Thirdly, a “common understanding” that arguably existed between the two countries over control of the islands might not be as firmly believed on both sides as the Chinese do. Part of the reason for the unprecedented Chinese reaction to Japan’s nationalization of the islands is that they believe Noda’s act derailed the status quo that had governed relations between the two countries over the Islands. In the dawn of the normalization of the Sino-Japan relationship, China proposed dealing with the dispute according to the principle of “shelving the disputes and developing jointly.” During his historic 1978 trip to Japan to sign the Sino-Japanese Treaty of Peace and Friendship, Deng Xiaoping also recommitted to setting aside the island issue for future generations to address.
However, the existence of such a “common understanding” is not without questions. To begin with, if such a “common understanding” does exist, why wouldn’t the Japanese government even recognize the existence of the dispute? Additionally, as Professor Mike M. Mochizuki of George Washington University notes, even if such an understanding exists, “The Japanese can argue that the Chinese have been gradually changing this status quo through the 1992 Territorial Sea Law and the subsequent Chinese encroachment in the disputed area.” Hence, Japan is not alone in breaching such a “common understanding.”
Beside the above misunderstandings, China’s position on the Islands is also strongly influenced by pressure from nationalistic domestic audiences.

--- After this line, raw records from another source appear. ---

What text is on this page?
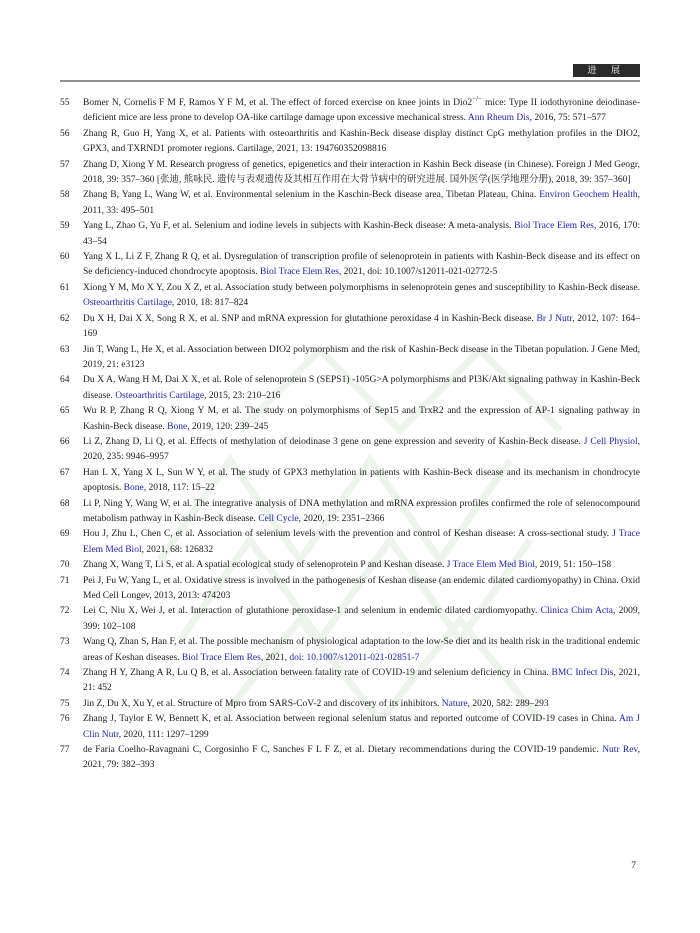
进 展
55	Bomer N, Cornelis F M F, Ramos Y F M, et al. The effect of forced exercise on knee joints in Dio2−/− mice: Type II iodothyronine deiodinase-deficient mice are less prone to develop OA-like cartilage damage upon excessive mechanical stress. Ann Rheum Dis, 2016, 75: 571–577
56	Zhang R, Guo H, Yang X, et al. Patients with osteoarthritis and Kashin-Beck disease display distinct CpG methylation profiles in the DIO2, GPX3, and TXRND1 promoter regions. Cartilage, 2021, 13: 194760352098816
57	Zhang D, Xiong Y M. Research progress of genetics, epigenetics and their interaction in Kashin Beck disease (in Chinese). Foreign J Med Geogr, 2018, 39: 357–360 [张迪, 熊咏民. 遗传与表观遗传及其相互作用在大骨节病中的研究进展. 国外医学(医学地理分册), 2018, 39: 357–360]
58	Zhang B, Yang L, Wang W, et al. Environmental selenium in the Kaschin-Beck disease area, Tibetan Plateau, China. Environ Geochem Health, 2011, 33: 495–501
59	Yang L, Zhao G, Yu F, et al. Selenium and iodine levels in subjects with Kashin-Beck disease: A meta-analysis. Biol Trace Elem Res, 2016, 170: 43–54
60	Yang X L, Li Z F, Zhang R Q, et al. Dysregulation of transcription profile of selenoprotein in patients with Kashin-Beck disease and its effect on Se deficiency-induced chondrocyte apoptosis. Biol Trace Elem Res, 2021, doi: 10.1007/s12011-021-02772-5
61	Xiong Y M, Mo X Y, Zou X Z, et al. Association study between polymorphisms in selenoprotein genes and susceptibility to Kashin-Beck disease. Osteoarthritis Cartilage, 2010, 18: 817–824
62	Du X H, Dai X X, Song R X, et al. SNP and mRNA expression for glutathione peroxidase 4 in Kashin-Beck disease. Br J Nutr, 2012, 107: 164–169
63	Jin T, Wang L, He X, et al. Association between DIO2 polymorphism and the risk of Kashin-Beck disease in the Tibetan population. J Gene Med, 2019, 21: e3123
64	Du X A, Wang H M, Dai X X, et al. Role of selenoprotein S (SEPS1) -105G>A polymorphisms and PI3K/Akt signaling pathway in Kashin-Beck disease. Osteoarthritis Cartilage, 2015, 23: 210–216
65	Wu R P, Zhang R Q, Xiong Y M, et al. The study on polymorphisms of Sep15 and TrxR2 and the expression of AP-1 signaling pathway in Kashin-Beck disease. Bone, 2019, 120: 239–245
66	Li Z, Zhang D, Li Q, et al. Effects of methylation of deiodinase 3 gene on gene expression and severity of Kashin-Beck disease. J Cell Physiol, 2020, 235: 9946–9957
67	Han L X, Yang X L, Sun W Y, et al. The study of GPX3 methylation in patients with Kashin-Beck disease and its mechanism in chondrocyte apoptosis. Bone, 2018, 117: 15–22
68	Li P, Ning Y, Wang W, et al. The integrative analysis of DNA methylation and mRNA expression profiles confirmed the role of selenocompound metabolism pathway in Kashin-Beck disease. Cell Cycle, 2020, 19: 2351–2366
69	Hou J, Zhu L, Chen C, et al. Association of selenium levels with the prevention and control of Keshan disease: A cross-sectional study. J Trace Elem Med Biol, 2021, 68: 126832
70	Zhang X, Wang T, Li S, et al. A spatial ecological study of selenoprotein P and Keshan disease. J Trace Elem Med Biol, 2019, 51: 150–158
71	Pei J, Fu W, Yang L, et al. Oxidative stress is involved in the pathogenesis of Keshan disease (an endemic dilated cardiomyopathy) in China. Oxid Med Cell Longev, 2013, 2013: 474203
72	Lei C, Niu X, Wei J, et al. Interaction of glutathione peroxidase-1 and selenium in endemic dilated cardiomyopathy. Clinica Chim Acta, 2009, 399: 102–108
73	Wang Q, Zhan S, Han F, et al. The possible mechanism of physiological adaptation to the low-Se diet and its health risk in the traditional endemic areas of Keshan diseases. Biol Trace Elem Res, 2021, doi: 10.1007/s12011-021-02851-7
74	Zhang H Y, Zhang A R, Lu Q B, et al. Association between fatality rate of COVID-19 and selenium deficiency in China. BMC Infect Dis, 2021, 21: 452
75	Jin Z, Du X, Xu Y, et al. Structure of Mpro from SARS-CoV-2 and discovery of its inhibitors. Nature, 2020, 582: 289–293
76	Zhang J, Taylor E W, Bennett K, et al. Association between regional selenium status and reported outcome of COVID-19 cases in China. Am J Clin Nutr, 2020, 111: 1297–1299
77	de Faria Coelho-Ravagnani C, Corgosinho F C, Sanches F L F Z, et al. Dietary recommendations during the COVID-19 pandemic. Nutr Rev, 2021, 79: 382–393
7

At the very least, Beijing cannot afford to appear softer than Taiwan on sovereignty issues, as Taiwan has also protested notably strong this time. Mochizuki opines, “Insofar as Taiwan activists have been engaging in protest actions about Japan’s control over the islands, leaders in Beijing will be compelled not to appear more conciliatory toward Japan than Taiwan.”
Furthermore, from a realist perspective, although the recent violent protests have quickly squandered years of China’s efforts to convey a “peaceful” image of itself abroad, the crisis wasn’t without its own benefits for China. Specifically, as the status quo has been shaken, so too has Japan’s de-facto control of the islands. Since Japan forced China to address the issue by unilaterally announcing the nationalization of the islands, Chinese marine surveillance ships and fishery ships have frequently patrolled the disputed area, and military vessels have been present in the area at various points. In this regard, even if Tokyo now decides it is willing to acknowledge that a territorial dispute exists, China would have to relinquish its newly-acquired “freedom” to operate in the waters in order to return to the status quo ante.
The combination of these factors—the belief that Japan is in the wrong and right-wing forces are on the rise in Japan, Chinese leaders need to take a stronger line than Taiwan, and Beijing’s greater leverage since the dispute began—all mean that Beijing is unlikely to budge without considerable concessions from Tokyo. Political timing is also key– a highly charged political environment on both sides makes concessions difficult if not impossible. Unless an accidental escalation occurs out at sea, we are likely to see tensions persist, albeit within carefully managed parameters, well beyond the 18th Party Congress.
Yaping Wang is Program Manager of the Asia Program at the Carnegie Endowment for International Peace. The views expressed are the author's own.